Training Data Augmentation for Deep Learning Radio Frequency Systems

TL;DR

This paper investigates the impact of synthetic, captured, and augmented data on deep learning performance in RF applications, emphasizing the importance of real data and the trade-offs involved.

Contribution

It provides a systematic analysis of data types in RFML, quantifies the balance between real and synthetic data, and offers insights for optimizing training data strategies.

Findings

Captured data yields the highest performance gains.

Synthetic data can be effective when real data is scarce.

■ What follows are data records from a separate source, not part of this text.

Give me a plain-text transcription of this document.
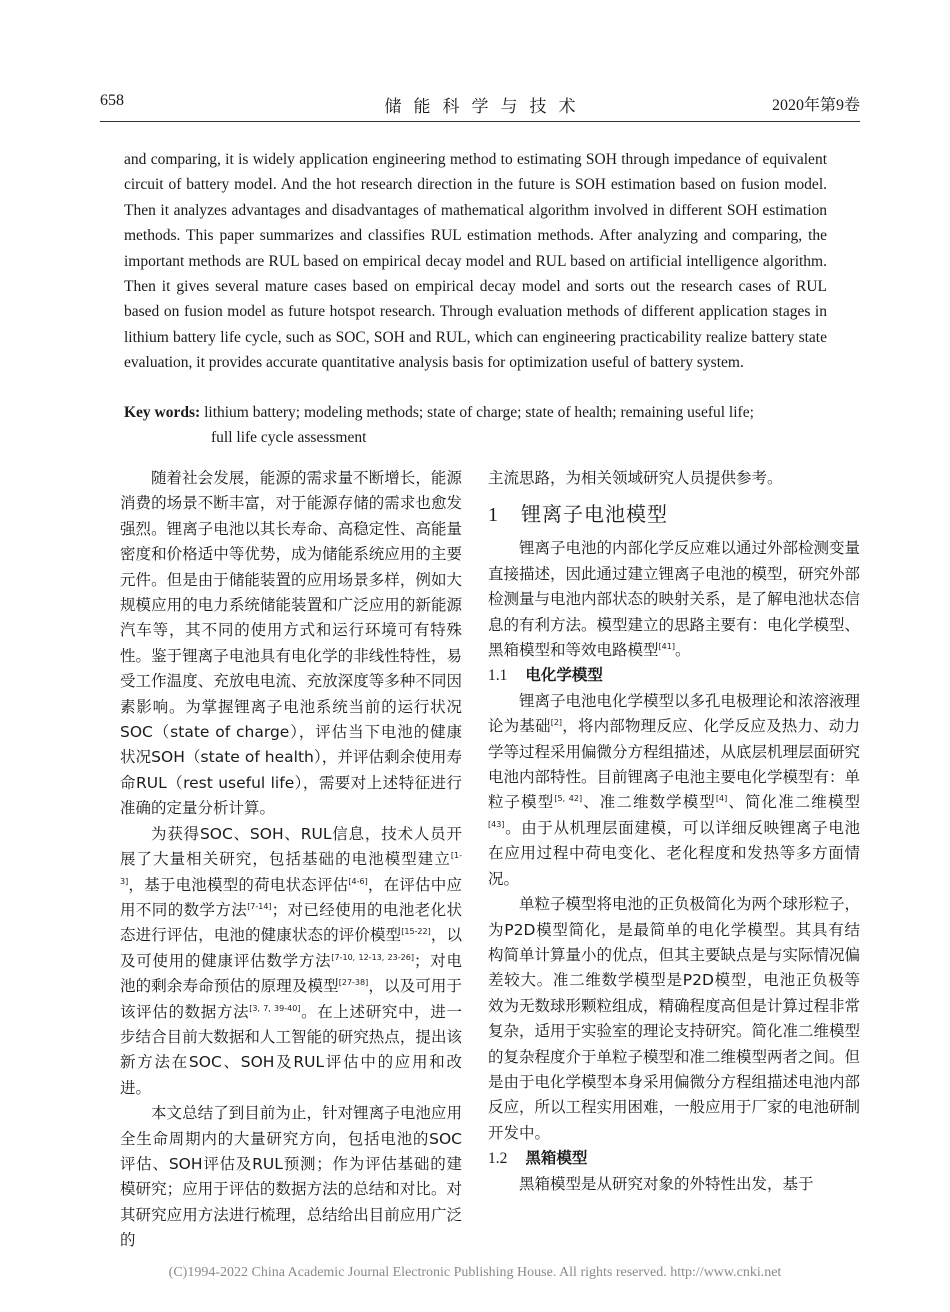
658	储能科学与技术	2020年第9卷

and comparing, it is widely application engineering method to estimating SOH through impedance of equivalent circuit of battery model. And the hot research direction in the future is SOH estimation based on fusion model. Then it analyzes advantages and disadvantages of mathematical algorithm involved in different SOH estimation methods. This paper summarizes and classifies RUL estimation methods. After analyzing and comparing, the important methods are RUL based on empirical decay model and RUL based on artificial intelligence algorithm. Then it gives several mature cases based on empirical decay model and sorts out the research cases of RUL based on fusion model as future hotspot research. Through evaluation methods of different application stages in lithium battery life cycle, such as SOC, SOH and RUL, which can engineering practicability realize battery state evaluation, it provides accurate quantitative analysis basis for optimization useful of battery system.

Key words: lithium battery; modeling methods; state of charge; state of health; remaining useful life;
full life cycle assessment

随着社会发展，能源的需求量不断增长，能源消费的场景不断丰富，对于能源存储的需求也愈发强烈。锂离子电池以其长寿命、高稳定性、高能量密度和价格适中等优势，成为储能系统应用的主要元件。但是由于储能装置的应用场景多样，例如大规模应用的电力系统储能装置和广泛应用的新能源汽车等，其不同的使用方式和运行环境可有特殊性。鉴于锂离子电池具有电化学的非线性特性，易受工作温度、充放电电流、充放深度等多种不同因素影响。为掌握锂离子电池系统当前的运行状况SOC（state of charge），评估当下电池的健康状况SOH（state of health），并评估剩余使用寿命RUL（rest useful life），需要对上述特征进行准确的定量分析计算。

为获得SOC、SOH、RUL信息，技术人员开展了大量相关研究，包括基础的电池模型建立[1-3]，基于电池模型的荷电状态评估[4-6]，在评估中应用不同的数学方法[7-14]；对已经使用的电池老化状态进行评估，电池的健康状态的评价模型[15-22]，以及可使用的健康评估数学方法[7-10, 12-13, 23-26]；对电池的剩余寿命预估的原理及模型[27-38]，以及可用于该评估的数据方法[3, 7, 39-40]。在上述研究中，进一步结合目前大数据和人工智能的研究热点，提出该新方法在SOC、SOH及RUL评估中的应用和改进。

本文总结了到目前为止，针对锂离子电池应用全生命周期内的大量研究方向，包括电池的SOC评估、SOH评估及RUL预测；作为评估基础的建模研究；应用于评估的数据方法的总结和对比。对其研究应用方法进行梳理，总结给出目前应用广泛的

主流思路，为相关领域研究人员提供参考。

1 锂离子电池模型

锂离子电池的内部化学反应难以通过外部检测变量直接描述，因此通过建立锂离子电池的模型，研究外部检测量与电池内部状态的映射关系，是了解电池状态信息的有利方法。模型建立的思路主要有：电化学模型、黑箱模型和等效电路模型[41]。

1.1 电化学模型

锂离子电池电化学模型以多孔电极理论和浓溶液理论为基础[2]，将内部物理反应、化学反应及热力、动力学等过程采用偏微分方程组描述，从底层机理层面研究电池内部特性。目前锂离子电池主要电化学模型有：单粒子模型[5, 42]、准二维数学模型[4]、简化准二维模型[43]。由于从机理层面建模，可以详细反映锂离子电池在应用过程中荷电变化、老化程度和发热等多方面情况。

单粒子模型将电池的正负极简化为两个球形粒子，为P2D模型简化，是最简单的电化学模型。其具有结构简单计算量小的优点，但其主要缺点是与实际情况偏差较大。准二维数学模型是P2D模型，电池正负极等效为无数球形颗粒组成，精确程度高但是计算过程非常复杂，适用于实验室的理论支持研究。简化准二维模型的复杂程度介于单粒子模型和准二维模型两者之间。但是由于电化学模型本身采用偏微分方程组描述电池内部反应，所以工程实用困难，一般应用于厂家的电池研制开发中。

1.2 黑箱模型

黑箱模型是从研究对象的外特性出发，基于

(C)1994-2022 China Academic Journal Electronic Publishing House. All rights reserved. http://www.cnki.net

Augmentation enhances model robustness and performance.

Abstract

Applications of machine learning are subject to three major components that contribute to the final performance metrics. Within the category of neural networks, and deep learning specifically, the first two are the architecture for the model being trained and the training approach used. This work focuses on the third component, the data used during training. The primary questions that arise are ``what is in the data'' and ``what within the data matters?'' Looking into the Radio Frequency Machine Learning (RFML) field of Automatic Modulation Classification (AMC) as an example of a tool used for situational awareness, the use of synthetic, captured, and augmented data are examined and compared to provide insights about the quantity and quality of the available data necessary to achieve desired performance levels. There are three questions discussed within this work: (1) how useful a synthetically trained system is expected to be when deployed without considering the environment within the synthesis, (2) how can augmentation be leveraged within the RFML domain, and lastly, (3) what impact knowledge of degradations to the signal caused by the transmission channel contributes to the performance of a system. In general, the examined data types each have useful contributions to a final application, but captured data germane to the intended use case will always provide more significant information and enable the greatest performance. Despite the benefit of captured data, the difficulties and costs that arise from live collection often make the quantity of data needed to achieve peak performance impractical. This paper helps quantify the balance between real and synthetic data, offering concrete examples where training data is parametrically varied in size and source.